Unfolding the Map
We pass through Hague and stop at Ticonderoga, New York because and wait for a ferry with William Least Heat-Moon (LHM). While LHM tells us about Fort Ticonderoga, we notice a mistake and that leads to a large post, below, about the fort, the French and the relationship between France and the U.S. To see the area that Hague and Ticonderoga occupy, storm the map.
"Route 8 dropped out of the Adirondacks to Lake George, the way lined with resort homes and summer camps that advertise in the back pages of the New York Times Magazine. At Hague, I turned north and followed the water up a narrow valley to Ticonderoga and cut through town to the shore of Lake Champlain where, under the dark brow of the fort built by the British against French and Indian raids, I waited for the ferry."
Blue Highways: Part 8, Chapter 7
Hague and Ticonderoga, New York
What do "freedom fries" and this area of New York have in common? In this post I'll try to draw a narrative that links them.
But first, I feel compelled to note that LHM, in his quote above, made a mistake. It's a minor mistake, but those who read Blue Highways might go away from the book thinking that the British built the fort for which the town of Ticonderoga is named. In fact, the French built the fort. It was eventually taken by the British, and then later still fell into the possession of the Americans. Originally called Fort Carillon and finished in 1757 at a strategic point on Lake Champlain, the fort allowed about 4,000 French defenders to turn back 16,000 British troops in a major battle during the Seven Years War (more commonly known in the US as the French and Indian War). The British eventually gained the fort in 1759 and renamed it Fort Ticonderoga. During the Revolutionary War, the fort changed hands a few times before the U.S. was able to defend its independence. By 1781, the fort's usefulness had declined, and it fell into ruin before being restored in the 20th century as a site of historical and tourist interest.
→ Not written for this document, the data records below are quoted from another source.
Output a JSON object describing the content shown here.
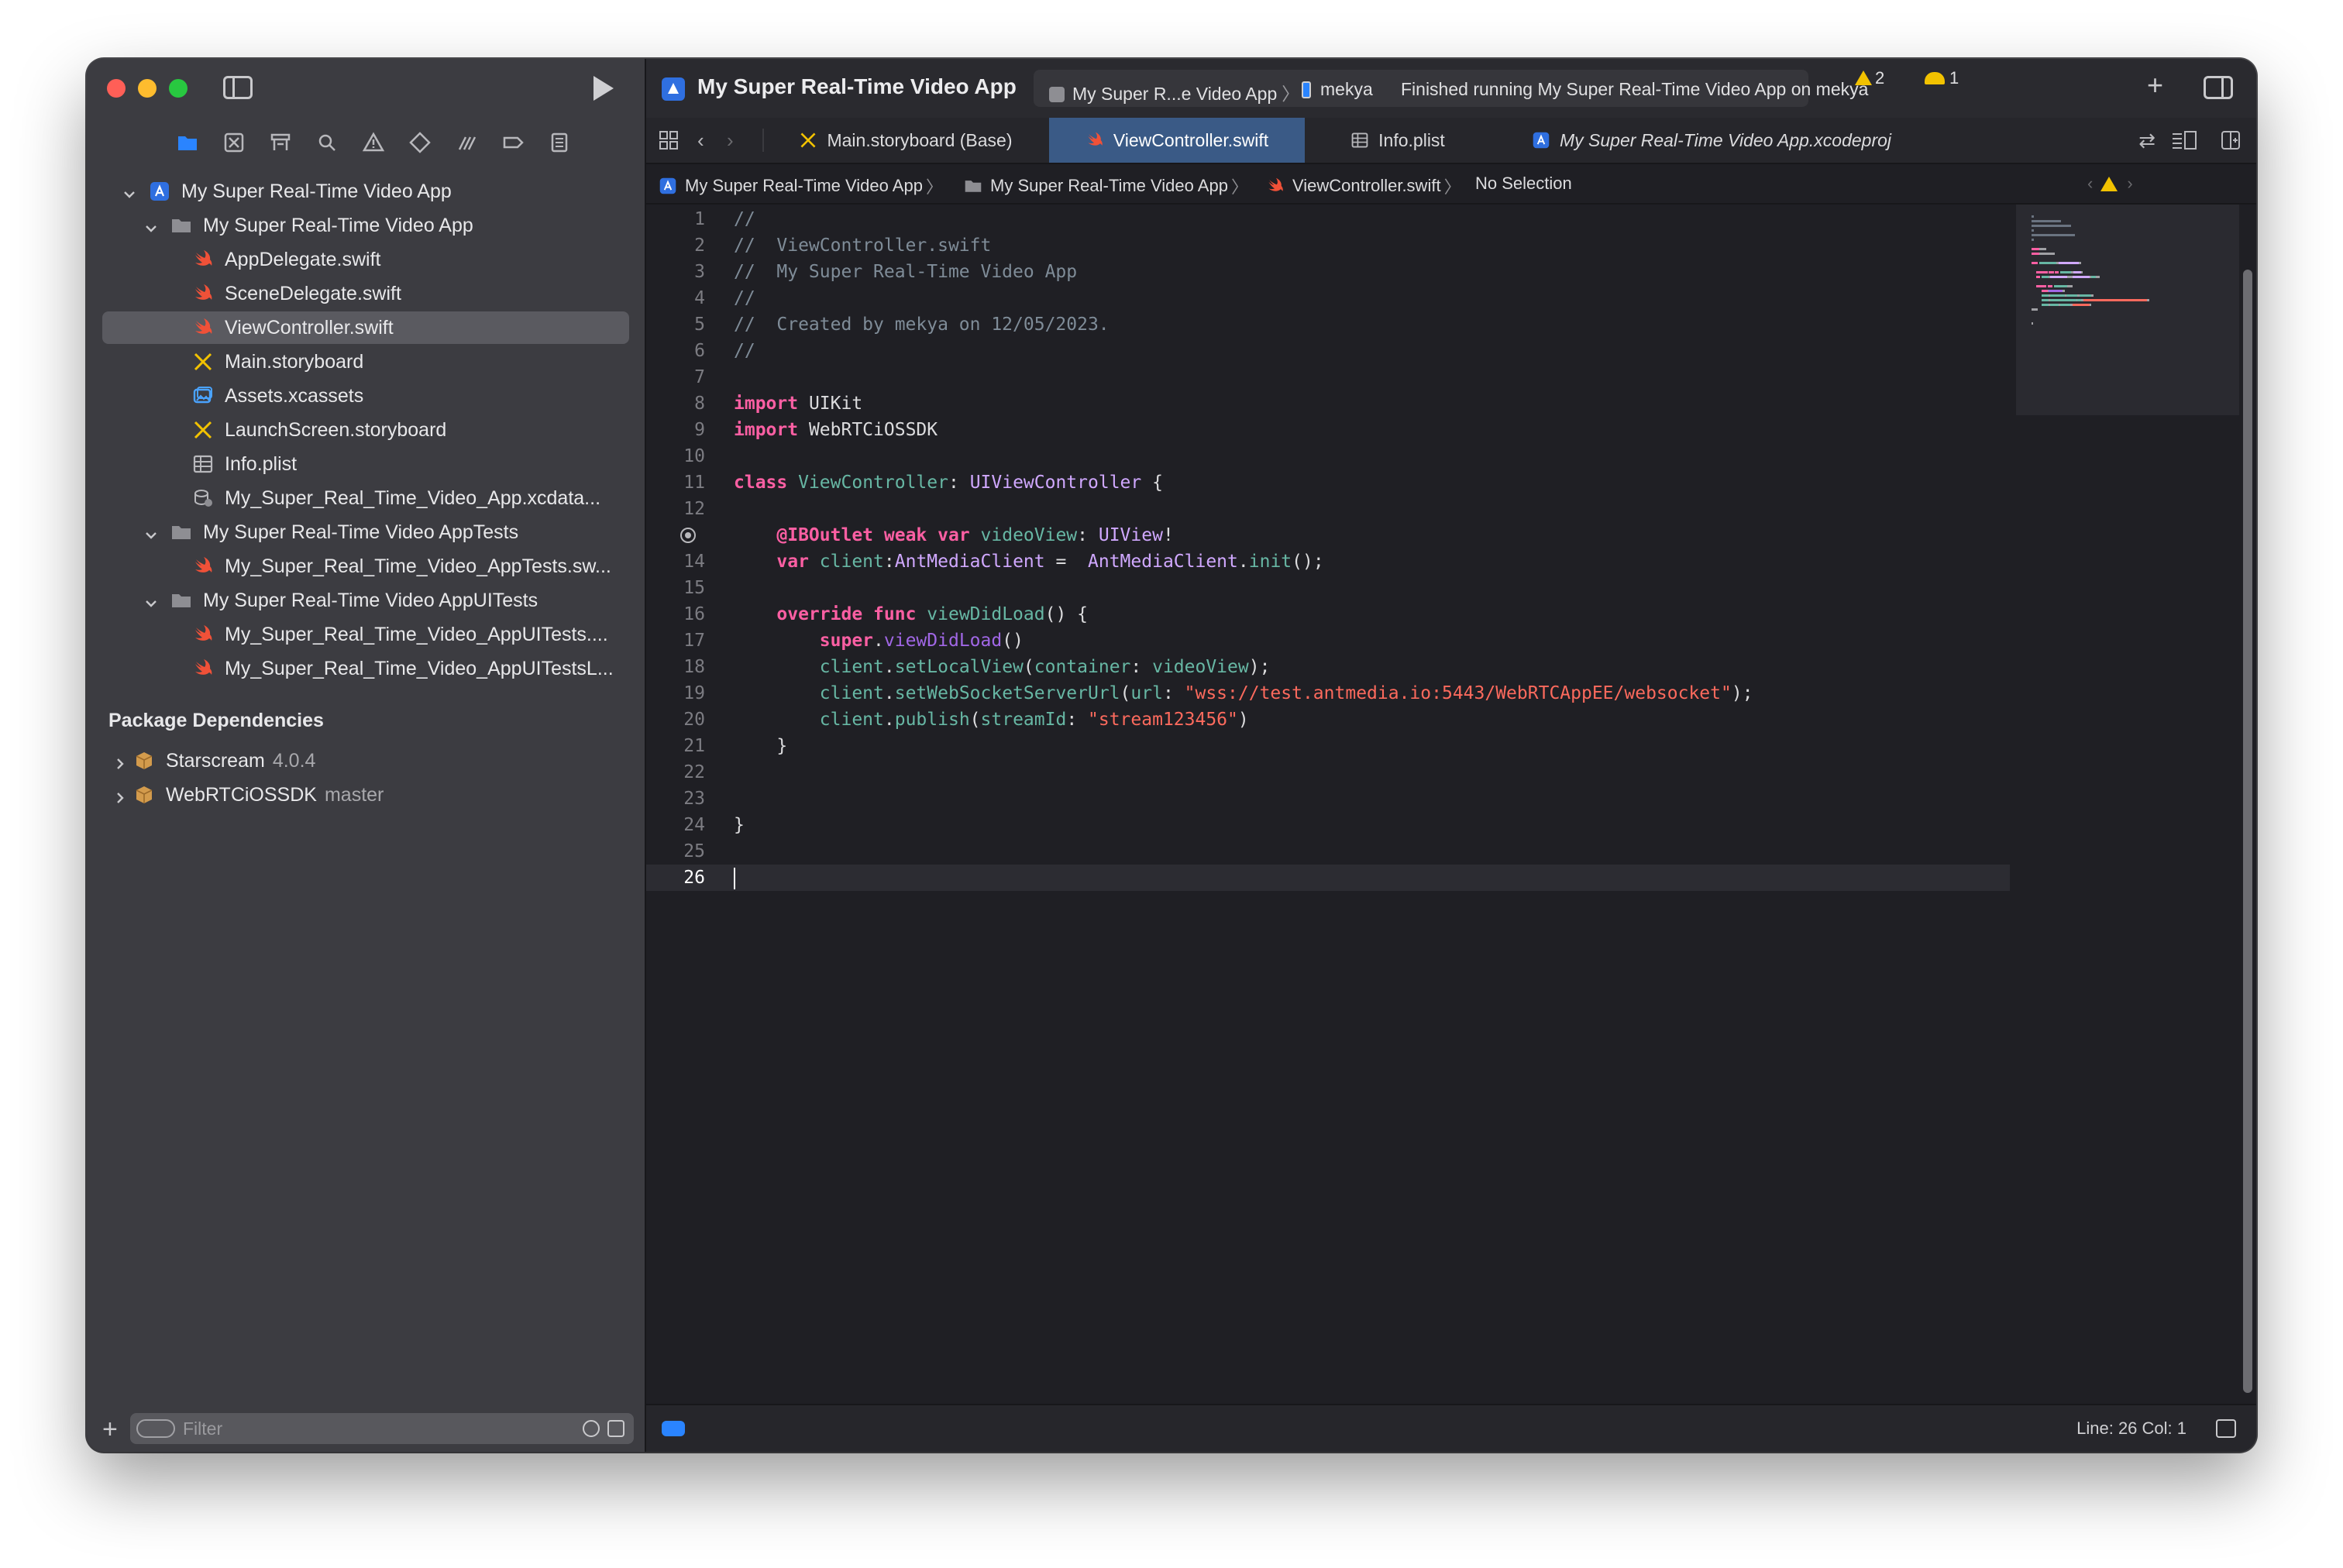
{
  "sidebar": {
    "tree": [
      {
        "label": "My Super Real-Time Video App",
        "icon": "project-icon"
      },
      {
        "label": "My Super Real-Time Video App",
        "icon": "folder-icon"
      },
      {
        "label": "AppDelegate.swift",
        "icon": "swift-icon"
      },
      {
        "label": "SceneDelegate.swift",
        "icon": "swift-icon"
      },
      {
        "label": "ViewController.swift",
        "icon": "swift-icon",
        "selected": true
      },
      {
        "label": "Main.storyboard",
        "icon": "storyboard-icon"
      },
      {
        "label": "Assets.xcassets",
        "icon": "assets-icon"
      },
      {
        "label": "LaunchScreen.storyboard",
        "icon": "storyboard-icon"
      },
      {
        "label": "Info.plist",
        "icon": "plist-icon"
      },
      {
        "label": "My_Super_Real_Time_Video_App.xcdata...",
        "icon": "datamodel-icon"
      },
      {
        "label": "My Super Real-Time Video AppTests",
        "icon": "folder-icon"
      },
      {
        "label": "My_Super_Real_Time_Video_AppTests.sw...",
        "icon": "swift-icon"
      },
      {
        "label": "My Super Real-Time Video AppUITests",
        "icon": "folder-icon"
      },
      {
        "label": "My_Super_Real_Time_Video_AppUITests....",
        "icon": "swift-icon"
      },
      {
        "label": "My_Super_Real_Time_Video_AppUITestsL...",
        "icon": "swift-icon"
      }
    ],
    "packages_heading": "Package Dependencies",
    "packages": [
      {
        "name": "Starscream",
        "version": "4.0.4"
      },
      {
        "name": "WebRTCiOSSDK",
        "version": "master"
      }
    ],
    "filter_placeholder": "Filter"
  },
  "toolbar": {
    "project_title": "My Super Real-Time Video App",
    "scheme": "My Super R...e Video App",
    "device": "mekya",
    "status": "Finished running My Super Real-Time Video App on mekya",
    "warnings": "2",
    "issues": "1"
  },
  "tabs": [
    {
      "label": "Main.storyboard (Base)",
      "icon": "storyboard-icon"
    },
    {
      "label": "ViewController.swift",
      "icon": "swift-icon",
      "active": true
    },
    {
      "label": "Info.plist",
      "icon": "plist-icon"
    },
    {
      "label": "My Super Real-Time Video App.xcodeproj",
      "icon": "project-icon"
    }
  ],
  "jumpbar": [
    "My Super Real-Time Video App",
    "My Super Real-Time Video App",
    "ViewController.swift",
    "No Selection"
  ],
  "code": {
    "current_line": 26,
    "breakpoint_line": 13,
    "lines": [
      [
        [
          "cm",
          "//"
        ]
      ],
      [
        [
          "cm",
          "//  ViewController.swift"
        ]
      ],
      [
        [
          "cm",
          "//  My Super Real-Time Video App"
        ]
      ],
      [
        [
          "cm",
          "//"
        ]
      ],
      [
        [
          "cm",
          "//  Created by mekya on 12/05/2023."
        ]
      ],
      [
        [
          "cm",
          "//"
        ]
      ],
      [],
      [
        [
          "kw",
          "import"
        ],
        [
          "pl",
          " UIKit"
        ]
      ],
      [
        [
          "kw",
          "import"
        ],
        [
          "pl",
          " WebRTCiOSSDK"
        ]
      ],
      [],
      [
        [
          "kw",
          "class"
        ],
        [
          "pl",
          " "
        ],
        [
          "nm",
          "ViewController"
        ],
        [
          "pl",
          ": "
        ],
        [
          "ty",
          "UIViewController"
        ],
        [
          "pl",
          " {"
        ]
      ],
      [],
      [
        [
          "pl",
          "    "
        ],
        [
          "kw",
          "@IBOutlet"
        ],
        [
          "pl",
          " "
        ],
        [
          "kw",
          "weak"
        ],
        [
          "pl",
          " "
        ],
        [
          "kw",
          "var"
        ],
        [
          "pl",
          " "
        ],
        [
          "nm",
          "videoView"
        ],
        [
          "pl",
          ": "
        ],
        [
          "ty",
          "UIView"
        ],
        [
          "pl",
          "!"
        ]
      ],
      [
        [
          "pl",
          "    "
        ],
        [
          "kw",
          "var"
        ],
        [
          "pl",
          " "
        ],
        [
          "nm",
          "client"
        ],
        [
          "pl",
          ":"
        ],
        [
          "ty",
          "AntMediaClient"
        ],
        [
          "pl",
          " =  "
        ],
        [
          "ty",
          "AntMediaClient"
        ],
        [
          "pl",
          "."
        ],
        [
          "fn",
          "init"
        ],
        [
          "pl",
          "();"
        ]
      ],
      [],
      [
        [
          "pl",
          "    "
        ],
        [
          "kw",
          "override"
        ],
        [
          "pl",
          " "
        ],
        [
          "kw",
          "func"
        ],
        [
          "pl",
          " "
        ],
        [
          "nm",
          "viewDidLoad"
        ],
        [
          "pl",
          "() {"
        ]
      ],
      [
        [
          "pl",
          "        "
        ],
        [
          "kw",
          "super"
        ],
        [
          "pl",
          "."
        ],
        [
          "mt",
          "viewDidLoad"
        ],
        [
          "pl",
          "()"
        ]
      ],
      [
        [
          "pl",
          "        "
        ],
        [
          "fn",
          "client"
        ],
        [
          "pl",
          "."
        ],
        [
          "fn",
          "setLocalView"
        ],
        [
          "pl",
          "("
        ],
        [
          "fn",
          "container"
        ],
        [
          "pl",
          ": "
        ],
        [
          "fn",
          "videoView"
        ],
        [
          "pl",
          ");"
        ]
      ],
      [
        [
          "pl",
          "        "
        ],
        [
          "fn",
          "client"
        ],
        [
          "pl",
          "."
        ],
        [
          "fn",
          "setWebSocketServerUrl"
        ],
        [
          "pl",
          "("
        ],
        [
          "fn",
          "url"
        ],
        [
          "pl",
          ": "
        ],
        [
          "st",
          "\"wss://test.antmedia.io:5443/WebRTCAppEE/websocket\""
        ],
        [
          "pl",
          ");"
        ]
      ],
      [
        [
          "pl",
          "        "
        ],
        [
          "fn",
          "client"
        ],
        [
          "pl",
          "."
        ],
        [
          "fn",
          "publish"
        ],
        [
          "pl",
          "("
        ],
        [
          "fn",
          "streamId"
        ],
        [
          "pl",
          ": "
        ],
        [
          "st",
          "\"stream123456\""
        ],
        [
          "pl",
          ")"
        ]
      ],
      [
        [
          "pl",
          "    }"
        ]
      ],
      [],
      [],
      [
        [
          "pl",
          "}"
        ]
      ],
      [],
      []
    ]
  },
  "statusbar": {
    "position": "Line: 26  Col: 1"
  },
  "colors": {
    "accent": "#2a84ff",
    "swift": "#f05138",
    "folder": "#8e8e93",
    "tab_active": "#3a5a86"
  }
}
That mistake aside (and who of us hasn't made mistakes?) the fort has figured directly in American history, and also in literature. I've referred before to James Fenimore Cooper's The Last of the Mohicans, which is set in this area. Fort Ticonderoga is part of a string of forts, including Fort William Henry which lies south on the southern end of Lake George, and Fort Edward which lies a bit further south of Fort William Henry. In the French and Indian War, a large contingent of French based in Fort Carillon (now Ticonderoga) attacked the British at Fort William Henry, who appealed for help from Fort Edward. Upon receiving news that no reinforcements would come, the British negotiated a surrender to the French, who offered them safe passage out of the fort on the conditions that their weapons remain unloaded, that British combatants refrain from fighting in the war for 18 months, and that French prisoners of war be freed. Unfortunately, the news either did not reach or was not understood by the Native American allies of the French, who attacked the British column as it left the fort. Some French officers and troops tried to the protect the British but before the British were able to flee some 200 or so people, including women and children, were killed. The battle and its aftermath are one of the key plot points in The Last of the Mohicans.
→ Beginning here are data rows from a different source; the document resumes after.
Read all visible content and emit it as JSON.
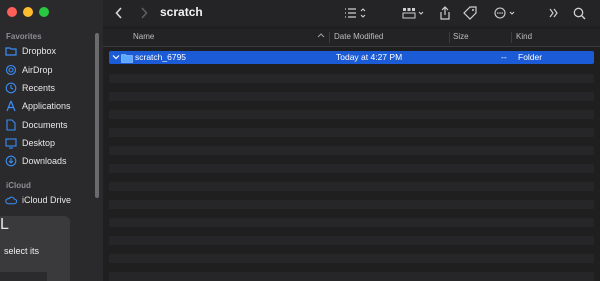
{
  "window": {
    "title": "scratch"
  },
  "sidebar": {
    "favorites_label": "Favorites",
    "items": [
      {
        "label": "Dropbox",
        "icon": "folder-icon"
      },
      {
        "label": "AirDrop",
        "icon": "airdrop-icon"
      },
      {
        "label": "Recents",
        "icon": "clock-icon"
      },
      {
        "label": "Applications",
        "icon": "applications-icon"
      },
      {
        "label": "Documents",
        "icon": "document-icon"
      },
      {
        "label": "Desktop",
        "icon": "desktop-icon"
      },
      {
        "label": "Downloads",
        "icon": "download-icon"
      }
    ],
    "icloud_label": "iCloud",
    "icloud_items": [
      {
        "label": "iCloud Drive",
        "icon": "cloud-icon"
      }
    ]
  },
  "overlay": {
    "text": "select its",
    "tail": "L"
  },
  "columns": {
    "name": "Name",
    "date": "Date Modified",
    "size": "Size",
    "kind": "Kind"
  },
  "rows": [
    {
      "name": "scratch_6795",
      "date": "Today at 4:27 PM",
      "size": "--",
      "kind": "Folder",
      "selected": true
    }
  ],
  "colors": {
    "selection": "#1c5bd6",
    "accent": "#3a8ef6"
  }
}
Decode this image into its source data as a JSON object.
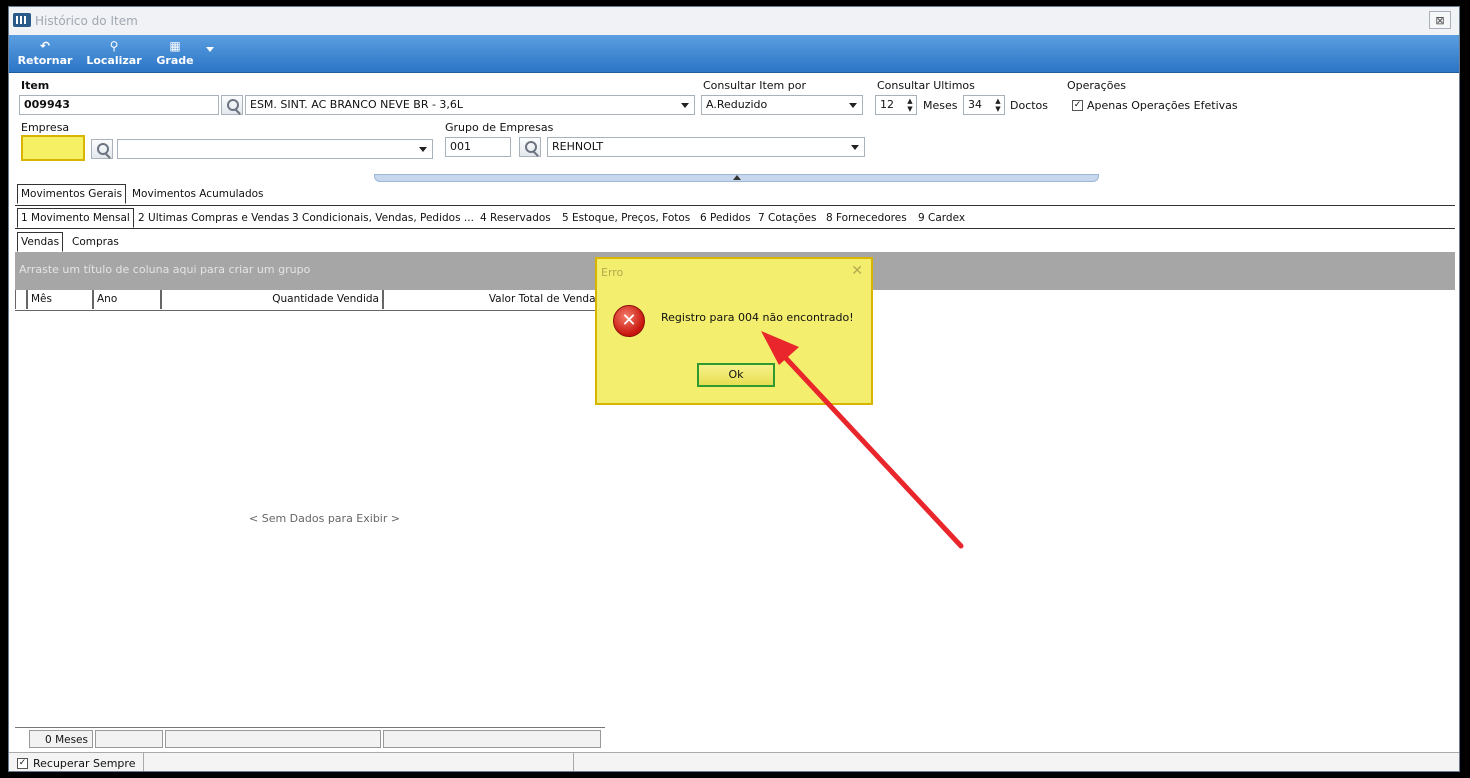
{
  "window": {
    "title": "Histórico do Item",
    "close_label": "⊠"
  },
  "toolbar": {
    "items": [
      {
        "label": "Retornar",
        "icon": "↶"
      },
      {
        "label": "Localizar",
        "icon": "⚲"
      },
      {
        "label": "Grade",
        "icon": "▦"
      }
    ]
  },
  "form": {
    "item_label": "Item",
    "item_code": "009943",
    "item_description": "ESM. SINT. AC BRANCO NEVE BR - 3,6L",
    "consultar_item_por_label": "Consultar Item por",
    "consultar_item_por_value": "A.Reduzido",
    "consultar_ultimos_label": "Consultar Ultimos",
    "meses_value": "12",
    "meses_label": "Meses",
    "doctos_value": "34",
    "doctos_label": "Doctos",
    "operacoes_label": "Operações",
    "apenas_operacoes_label": "Apenas Operações Efetivas",
    "apenas_operacoes_check": "✓",
    "empresa_label": "Empresa",
    "empresa_value": "",
    "empresa_name": "",
    "grupo_label": "Grupo de Empresas",
    "grupo_code": "001",
    "grupo_name": "REHNOLT"
  },
  "tabs_level1": [
    {
      "label": "Movimentos Gerais"
    },
    {
      "label": "Movimentos Acumulados"
    }
  ],
  "tabs_level2": [
    {
      "label": "1 Movimento Mensal"
    },
    {
      "label": "2 Ultimas Compras e Vendas"
    },
    {
      "label": "3 Condicionais, Vendas, Pedidos ..."
    },
    {
      "label": "4 Reservados"
    },
    {
      "label": "5 Estoque, Preços, Fotos"
    },
    {
      "label": "6 Pedidos"
    },
    {
      "label": "7 Cotações"
    },
    {
      "label": "8 Fornecedores"
    },
    {
      "label": "9 Cardex"
    }
  ],
  "tabs_level3": [
    {
      "label": "Vendas"
    },
    {
      "label": "Compras"
    }
  ],
  "grid": {
    "group_hint": "Arraste um título de coluna aqui para criar um grupo",
    "columns": [
      "Mês",
      "Ano",
      "Quantidade Vendida",
      "Valor Total de Vendas"
    ],
    "empty_text": "< Sem Dados para Exibir >",
    "footer_count": "0 Meses"
  },
  "status": {
    "recuperar_label": "Recuperar Sempre",
    "recuperar_check": "✓"
  },
  "dialog": {
    "title": "Erro",
    "close": "✕",
    "icon": "✕",
    "message": "Registro para 004 não encontrado!",
    "ok_label": "Ok"
  },
  "colors": {
    "toolbar": "#3b86d6",
    "dialog_highlight": "#f3ee6d",
    "arrow": "#e8262b"
  }
}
We don't hear a lot in American history about the French and their activities in North America before and after the U.S. gained independence. Unfortunately, U.S. public opinion about the French in our time in history often rests upon certain political differences and stereotyping. The French and Americans have tended to be squabbling allies. But modern sentiments obscure what seems to me to be an important historical fact: France and the United States are inextricably linked and I don't think that either would have existed in their modern forms without the other. And, lest we forget, France as a nation and many important French individuals have been staunch supporters of the U.S. democratic experiment.
Why are we inextricably linked with France? First, French explorers, like Spanish explorers, paved the way for the U.S.'s own acquisition and subsequent exploration of the interior of North America. French explorers, through their wanderings, were the first Europeans to set eyes on many of America's geographical wonders. These explorers included Jacques Cartier, the first European to see the St. Lawrence River; Samuel de Champlain, who explored much of the Great Lakes and New England; Pere Jacques Marquette and Louis Joliet, the first Europeans to see the Mississippi River - they sailed on it as far south as the mouth of the Arkansas River; Pierre Francois-Xavier de Charlevoix, a Jesuit priest who traveled extensively through the middle of the present day United States and provided some of the earliest known writings on North America; Robert de LaSalle who sailed the Mississippi to its mouth and discovered the site of modern day New Orleans; Julian Dubuque who founded the city of Dubuque; Jean-Baptiste-Point du Sable, who founded the city of Chicago; Jean Baptiste Bernard de la Harpe, who explored much of the South and established settlements near the Red River; Jean-Francoise la Perouse, who mapped much of the west coast of North America; Pierre de la Verendrye, who came very close to discovering the Missouri River; Jean Nicollet, who was the first European to travel through the Great Lakes area; and Pierre Esprit Radisson, who was the first European to see Minnesota.
When the U.S. bought the Louisiana Territory from France (another link!) and more than doubled its land area, Thomas Jefferson sent Lewis and Clark to explore the new territory. They relied heavily on the information from past French explorers and current knowledge from French hunters and trappers along with Native American knowledge from Sacagawea and others to travel through the territory to the Pacific Ocean and thereby increase the U.S. government's knowledge of the territory it had purchased. Of course, Louisiana plays another ongoing role in our linkage with France as the home of thousands of descendents of Acadian exiles who settled its swamps and became known as Cajuns.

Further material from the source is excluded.